ABC News spoke with LA Fire HEALTH Study researchers Dr. Kari Nadeau and Dr. Susan Cheng last night on ABC News PRIME about their research into the health impacts of exposure to toxins in wildfire smoke in firefighters.
Dr. Kari Nadeau, chair of the Department of Environmental Health at Harvard T.H. Chan School of Public Health, published a new study today in Nature Medicine which examined the level of toxins in firefighters’ blood following wildfires in Northern California. The study found that exposure to smoke may alter the immune system on a cellular level, and is the first to examine the specific cellular changes associated with fire smoke exposure, documenting how smoke can damage the body through the immune system.
“We’ve known that smoke exposure causes poor respiratory, cardiac, neurological, and pregnancy outcomes, but we haven’t understood how,” said corresponding author Kari Nadeau, John Rock Professor of Climate and Population Studies and chair of the Department of Environmental Health. “Our study fills in this knowledge gap, so that clinicians and public health leaders are better equipped to respond to the growing threat of difficult to contain, toxic wildfires.”

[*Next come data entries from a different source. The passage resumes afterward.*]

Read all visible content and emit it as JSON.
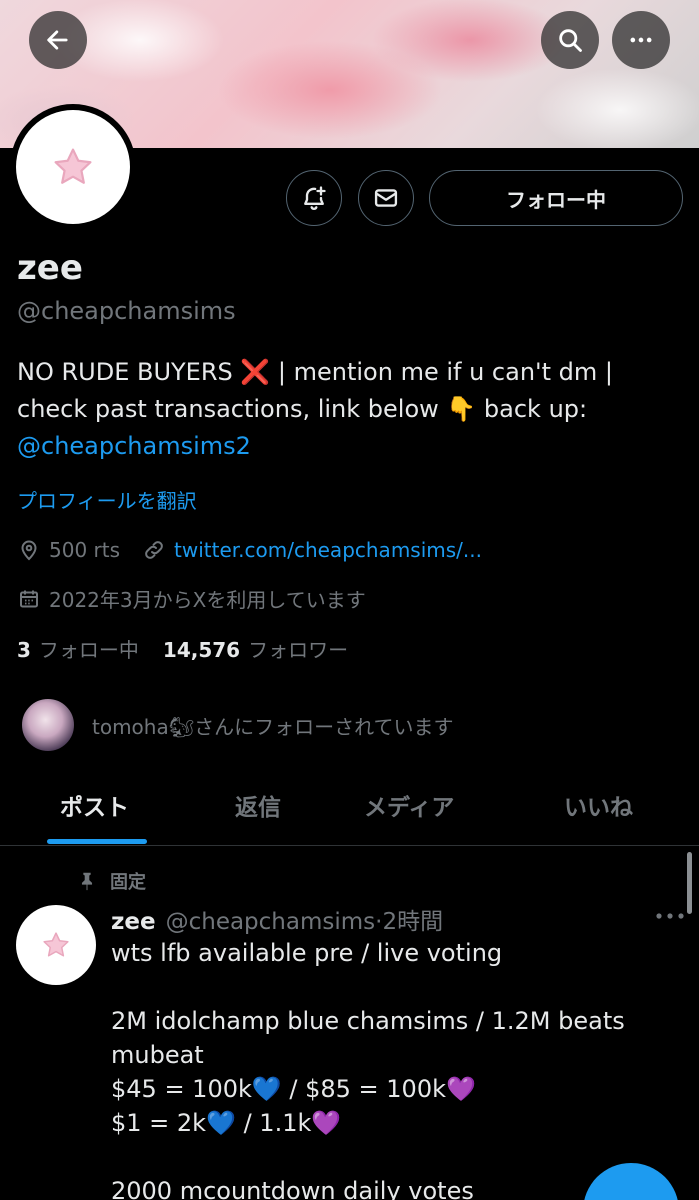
{
  "header": {
    "back_icon": "arrow-left-icon",
    "search_icon": "search-icon",
    "more_icon": "more-horizontal-icon"
  },
  "profile": {
    "avatar_icon": "pink-star-icon",
    "name": "zee",
    "handle": "@cheapchamsims",
    "bio_text": "NO RUDE BUYERS ❌ | mention me if u can't dm | check past transactions, link below 👇 back up: ",
    "bio_link": "@cheapchamsims2",
    "translate_label": "プロフィールを翻訳",
    "location": "500 rts",
    "website": "twitter.com/cheapchamsims/...",
    "joined": "2022年3月からXを利用しています",
    "following_count": "3",
    "following_label": "フォロー中",
    "followers_count": "14,576",
    "followers_label": "フォロワー",
    "followed_by_text": "tomoha🐿さんにフォローされています"
  },
  "actions": {
    "notify_icon": "bell-plus-icon",
    "message_icon": "envelope-icon",
    "follow_label": "フォロー中"
  },
  "tabs": [
    {
      "label": "ポスト",
      "active": true
    },
    {
      "label": "返信",
      "active": false
    },
    {
      "label": "メディア",
      "active": false
    },
    {
      "label": "いいね",
      "active": false
    }
  ],
  "post": {
    "pinned_label": "固定",
    "author_name": "zee",
    "author_handle": "@cheapchamsims",
    "time": "·2時間",
    "body": "wts lfb available pre / live voting\n\n2M idolchamp blue chamsims / 1.2M beats mubeat\n$45 = 100k💙 / $85 = 100k💜\n$1 = 2k💙 / 1.1k💜\n\n2000 mcountdown daily votes"
  },
  "colors": {
    "accent": "#1d9bf0",
    "muted": "#71767b",
    "text": "#e7e9ea",
    "border": "#2f3336"
  }
}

The same methods used to examine the firefighters in that study are now being used to monitor the health of first responders and citizens in LA following the January 2025 fires in Eaton and Palisades.
Dr. Susan Cheng, Erika J. Glazer Chair in Cardiovascular Health and Population Science and Director of Public Health Research at Cedars-Sinai Hospital, is currently researching those health impacts. She told ABC News, that she and her colleagues are already seeing patients in their emergency rooms and clinics who have experienced impacts to their health due to wildfires.